Vice-Chairman and Chief Operations Officer of the Cambodia Securities Exchange Ha Jong Weon said that most investors (both local and international) do not have confidence in the de-dollarisation of the Cambodian economy. It is still better for foreign investors to invest in Cambodia without exchange-rate risk.High numbers of Cambodian people, particularly in Phnom Penh, receive their salary in US dollars and use the currency for most transactions. He added that in the Cambodian securities market, LOLC (Cambodia) Plc issued two bonds last year. One riel bond and one US dollar-linked bond. The interest rate of the riel bond was issued at 9 percent and the US dollar-linked-bond issued at 8 percent. So, this 1 percent difference shows that investors are more willing to buy the dollarised bond even with a lower interest rate.

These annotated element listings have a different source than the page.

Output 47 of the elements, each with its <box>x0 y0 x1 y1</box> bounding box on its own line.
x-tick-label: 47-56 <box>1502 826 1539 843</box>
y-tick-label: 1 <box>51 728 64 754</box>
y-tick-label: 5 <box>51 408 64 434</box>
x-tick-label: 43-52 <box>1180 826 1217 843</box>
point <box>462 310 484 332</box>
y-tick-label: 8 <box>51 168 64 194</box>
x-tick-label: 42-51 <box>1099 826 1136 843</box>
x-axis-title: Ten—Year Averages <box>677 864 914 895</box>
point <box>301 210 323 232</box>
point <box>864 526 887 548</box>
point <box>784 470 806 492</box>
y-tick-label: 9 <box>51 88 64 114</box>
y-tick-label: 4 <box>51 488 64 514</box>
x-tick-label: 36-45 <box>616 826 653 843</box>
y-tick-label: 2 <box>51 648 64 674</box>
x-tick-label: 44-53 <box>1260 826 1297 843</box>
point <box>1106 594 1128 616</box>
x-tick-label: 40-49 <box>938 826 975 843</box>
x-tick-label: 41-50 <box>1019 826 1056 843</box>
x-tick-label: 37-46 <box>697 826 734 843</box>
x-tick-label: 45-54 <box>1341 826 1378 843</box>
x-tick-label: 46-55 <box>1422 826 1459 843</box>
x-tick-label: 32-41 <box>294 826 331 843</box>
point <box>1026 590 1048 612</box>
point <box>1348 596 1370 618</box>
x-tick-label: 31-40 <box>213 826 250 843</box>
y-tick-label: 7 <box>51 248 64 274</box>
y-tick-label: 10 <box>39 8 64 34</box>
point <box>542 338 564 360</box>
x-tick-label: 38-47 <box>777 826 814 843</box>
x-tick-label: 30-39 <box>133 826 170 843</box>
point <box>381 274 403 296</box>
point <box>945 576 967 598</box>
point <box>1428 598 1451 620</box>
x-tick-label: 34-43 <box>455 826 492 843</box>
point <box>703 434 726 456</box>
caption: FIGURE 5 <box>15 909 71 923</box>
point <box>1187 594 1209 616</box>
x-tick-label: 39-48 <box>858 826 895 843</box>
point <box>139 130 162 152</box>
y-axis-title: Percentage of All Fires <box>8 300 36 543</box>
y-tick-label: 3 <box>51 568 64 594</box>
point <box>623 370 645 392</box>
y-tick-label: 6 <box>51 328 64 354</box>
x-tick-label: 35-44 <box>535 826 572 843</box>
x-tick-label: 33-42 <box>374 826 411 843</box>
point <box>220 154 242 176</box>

“Advantages of a dollarised economy are the attraction of more foreign investors and that leads to more jobs, increases numbers of foreign tourists, reduces transaction costs and eliminates exchange-rate risk. It also engenders more trust from the consumers,” Ha said.
Alternatively, Ha said, the disadvantages of de-dollarisation are that GDP growth rate typically decreases in the short term, because of the decrease of foreign investment and tourism. In addition, most of the transactions in Phnom Penh are in US dollars, including salary payments and other daily purchases because many investors find the currency easier to use in their transactions. In addition, a sudden de-dollarisation would also cause extreme volatility for the riel-to-US dollar exchange rate. For example, if investors were forced to buy large amounts of riels, this would see the riel appreciate. Then, if the central bank began to print money in response and flood the market, this would send the riel to sharply depreciate. “Cambodia’s central bank, the National Bank of Cambodia, has been trying to promote the use of local currency and to finally de-dollarise in order to enhance the effectiveness of monetary policy implementation of the central bank. They will also get a lot of US dollars in their foreign reserves when there are more riels in the market,” Ha added.